Chilling memoir
Reviewed by Balwinder Kaur

Anne Frank’s Tales from the Secret Annexe
By Anne Frank. Hachette India. Pages 207. Rs 350

Anne Frank, the world-renowned teenage author of this collection of writings did not live to see her eighteenth birthday because under the merciless Nazi regime being born Jewish was a crime punishable by death. The Netherlands in the year 1944 may seem long gone but Anne Frank’s journal is one of the most moving accounts of this dark period in human history, recounting with vivid clarity the terrible oppressive years which many spent in hiding because they feared for their lives. A chilling memoir showcasing the first-hand effects of war on a human being; putting a face and name to suffering.

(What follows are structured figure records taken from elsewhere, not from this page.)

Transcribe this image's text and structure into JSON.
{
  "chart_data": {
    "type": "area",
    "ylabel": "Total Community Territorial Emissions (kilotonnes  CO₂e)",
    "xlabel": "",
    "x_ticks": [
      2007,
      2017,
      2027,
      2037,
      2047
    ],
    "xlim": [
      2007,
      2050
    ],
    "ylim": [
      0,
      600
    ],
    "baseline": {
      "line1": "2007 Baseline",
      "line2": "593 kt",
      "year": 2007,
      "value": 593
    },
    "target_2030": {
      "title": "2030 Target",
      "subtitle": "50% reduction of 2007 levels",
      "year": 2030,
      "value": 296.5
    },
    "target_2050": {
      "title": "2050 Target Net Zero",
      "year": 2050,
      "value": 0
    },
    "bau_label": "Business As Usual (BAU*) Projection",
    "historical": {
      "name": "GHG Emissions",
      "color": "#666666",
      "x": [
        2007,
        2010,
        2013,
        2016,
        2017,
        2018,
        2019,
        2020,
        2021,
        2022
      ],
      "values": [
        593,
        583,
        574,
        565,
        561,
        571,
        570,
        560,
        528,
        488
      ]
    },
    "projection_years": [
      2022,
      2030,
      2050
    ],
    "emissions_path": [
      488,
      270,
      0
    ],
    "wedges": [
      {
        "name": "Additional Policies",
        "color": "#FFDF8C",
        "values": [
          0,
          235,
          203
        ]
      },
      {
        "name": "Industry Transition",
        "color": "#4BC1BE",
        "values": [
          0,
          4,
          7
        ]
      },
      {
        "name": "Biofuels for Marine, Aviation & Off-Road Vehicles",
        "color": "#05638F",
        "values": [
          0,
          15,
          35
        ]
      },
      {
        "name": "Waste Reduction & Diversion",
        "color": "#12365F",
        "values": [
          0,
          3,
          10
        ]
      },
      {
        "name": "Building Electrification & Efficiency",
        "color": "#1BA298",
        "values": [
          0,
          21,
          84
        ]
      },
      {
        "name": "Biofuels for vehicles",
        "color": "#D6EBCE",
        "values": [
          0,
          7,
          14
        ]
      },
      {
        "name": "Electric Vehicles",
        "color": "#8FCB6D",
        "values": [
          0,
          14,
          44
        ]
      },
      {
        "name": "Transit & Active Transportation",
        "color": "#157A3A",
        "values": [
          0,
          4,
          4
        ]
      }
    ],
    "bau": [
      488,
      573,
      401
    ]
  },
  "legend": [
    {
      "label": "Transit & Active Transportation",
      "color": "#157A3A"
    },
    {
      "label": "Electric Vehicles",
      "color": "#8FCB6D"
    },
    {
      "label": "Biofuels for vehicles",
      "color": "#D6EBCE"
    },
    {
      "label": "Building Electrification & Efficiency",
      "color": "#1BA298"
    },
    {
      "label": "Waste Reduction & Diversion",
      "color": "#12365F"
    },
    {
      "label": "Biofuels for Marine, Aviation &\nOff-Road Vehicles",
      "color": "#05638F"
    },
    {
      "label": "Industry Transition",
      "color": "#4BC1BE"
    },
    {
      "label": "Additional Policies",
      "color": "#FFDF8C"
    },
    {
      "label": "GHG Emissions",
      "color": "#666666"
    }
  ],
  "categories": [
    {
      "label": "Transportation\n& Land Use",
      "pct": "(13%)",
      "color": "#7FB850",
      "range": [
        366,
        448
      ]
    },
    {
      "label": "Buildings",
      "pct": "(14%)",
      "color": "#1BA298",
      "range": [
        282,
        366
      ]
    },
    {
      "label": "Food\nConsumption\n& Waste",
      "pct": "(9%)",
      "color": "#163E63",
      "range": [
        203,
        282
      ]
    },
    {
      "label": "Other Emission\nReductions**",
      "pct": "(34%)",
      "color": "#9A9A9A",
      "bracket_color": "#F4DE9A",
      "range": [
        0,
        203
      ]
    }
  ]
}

Raised in a highly literary environment by Otto and Edith Frank, both Anne and her sister Margot enjoyed scholastic pursuits even after they lost their physical freedom. A self-possessed and motivated girl, Anne envisioned for herself a life of productivity rather than domesticity and longed to be a writer who would leave her mark on the world. Propelled by that desire, she wrote zealously and her numerous short stories, personal accounts, an unfinished novel and lesser-known writings are compiled in Anne Frank’s Tales From The Secret Annexe translated from Dutch by Susan Massotty.

During her two years in the Annexe, existing in a state of suspended animation, Anne wrote many stories and strove to make sense of a world gone mad through her words. She was striving for an approximation of freedom and dreaming of a brighter future. Many of these writings were about the Annexe itself and its residents. All these eight people lived in a confined space, constrained to follow with clockwork precision the schedule that their lives depended on. And the inevitable friction and collisions that occurred between people in each other’s orbits. We see that people even in these dire times remained the same with flaws and failings. Hardship was a part of this community’s daily life and general existence. Their daily routine is pieced together over many entries; wherein layouts and activities are described but not necessarily in sequence. This composite provides the reader a real picture of life in the Annexe.

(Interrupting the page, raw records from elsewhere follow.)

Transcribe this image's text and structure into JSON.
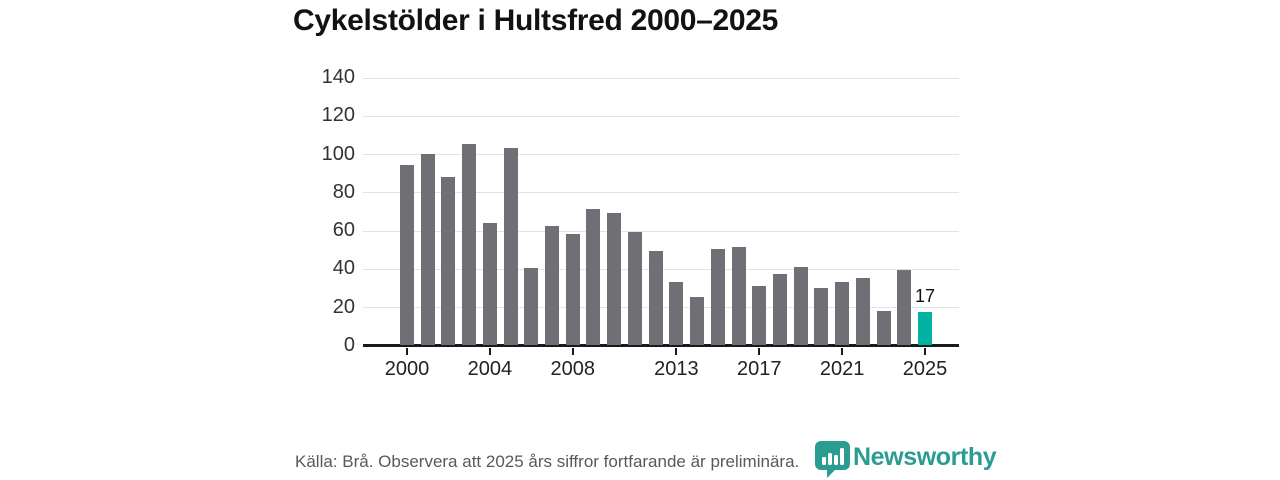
{
  "chart_data": {
    "type": "bar",
    "title": "Cykelstölder i Hultsfred 2000–2025",
    "x": [
      2000,
      2001,
      2002,
      2003,
      2004,
      2005,
      2006,
      2007,
      2008,
      2009,
      2010,
      2011,
      2012,
      2013,
      2014,
      2015,
      2016,
      2017,
      2018,
      2019,
      2020,
      2021,
      2022,
      2023,
      2024,
      2025
    ],
    "values": [
      94,
      100,
      88,
      105,
      64,
      103,
      40,
      62,
      58,
      71,
      69,
      59,
      49,
      33,
      25,
      50,
      51,
      31,
      37,
      41,
      30,
      33,
      35,
      18,
      39,
      17
    ],
    "highlight_x": 2025,
    "annotations": [
      {
        "x": 2025,
        "label": "17"
      }
    ],
    "ylim": [
      0,
      140
    ],
    "yticks": [
      0,
      20,
      40,
      60,
      80,
      100,
      120,
      140
    ],
    "xticks": [
      2000,
      2004,
      2008,
      2013,
      2017,
      2021,
      2025
    ],
    "grid": true,
    "legend_position": "none",
    "bar_color": "#716f76",
    "highlight_color": "#00b2a2",
    "xlabel": "",
    "ylabel": ""
  },
  "footer": {
    "source_note": "Källa: Brå. Observera att 2025 års siffror fortfarande är preliminära."
  },
  "branding": {
    "wordmark": "Newsworthy",
    "brand_color": "#2b9c92"
  }
}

Anne Frank’s Tales from the Secret AnnexeShe wrote with a fascinating mixture of idealism and realism. The writing is matter of fact and free of dramatic exaggerations; all references to deprivation and isolation are offhand. Her narration of events includes colourful descriptions interspersed with wry observations and remarks. Sometimes using humour as a defence mechanism. But between these age-appropriate comments lies a profound understanding of life and human nature. Nevertheless, there is palpable tension throughout and the lack of tears and hysterics only enhances this. The date on each entry feels like a clock counting down to the sad finale that the reader knows is coming.

The diary entries prove very revealing as Anne confesses to many a personal flaw and folly however she displays impressive emotional maturity by always striving for reasonable behaviour and advocating compassion.

The stories have different tones; sarcastic, earnest, hopeful, resentful and pensive. But these stories have similar themes and there is a constant clash between confinement and adventure. The pages are filled with uncomfortable questions and ugly truths.

There are many character-driven stories and her experiences are sometimes mirrored in these characters’ lives; expressing her frustration and desperation through the medium of fiction. Most of her characters are good, hard-working people weighed down by difficult circumstances but who remain honourable. Multiple scenarios are used to explore and imagine what her hypothetical future would be like. Some stories are sad and some hopeful; some with happy endings like Paula’s Flight while Katrien was not so lucky. There is the maudlin tale of Blurry the Explorer who ran away but couldn’t find the world. War is only referenced in one story, perhaps it is a subject too painful to dwell on. But these characters chase inner happiness in the face of insurmountable challenges while grappling with life’s disappointments.

Anne Frank’s greatest legacy remains her strength and stoicism. With a maturity beyond her years, she made the distinction between what can be cured and what must be endured. To her, the key to surviving grief and loss lay in the belief that her suffering was transient that there existed the promise of a better tomorrow. Anne was a humanist and a social reformer in the making and her desperate desire to make a difference in the world was realised for her message of hope, compassion and kindness has inspired and motivated millions.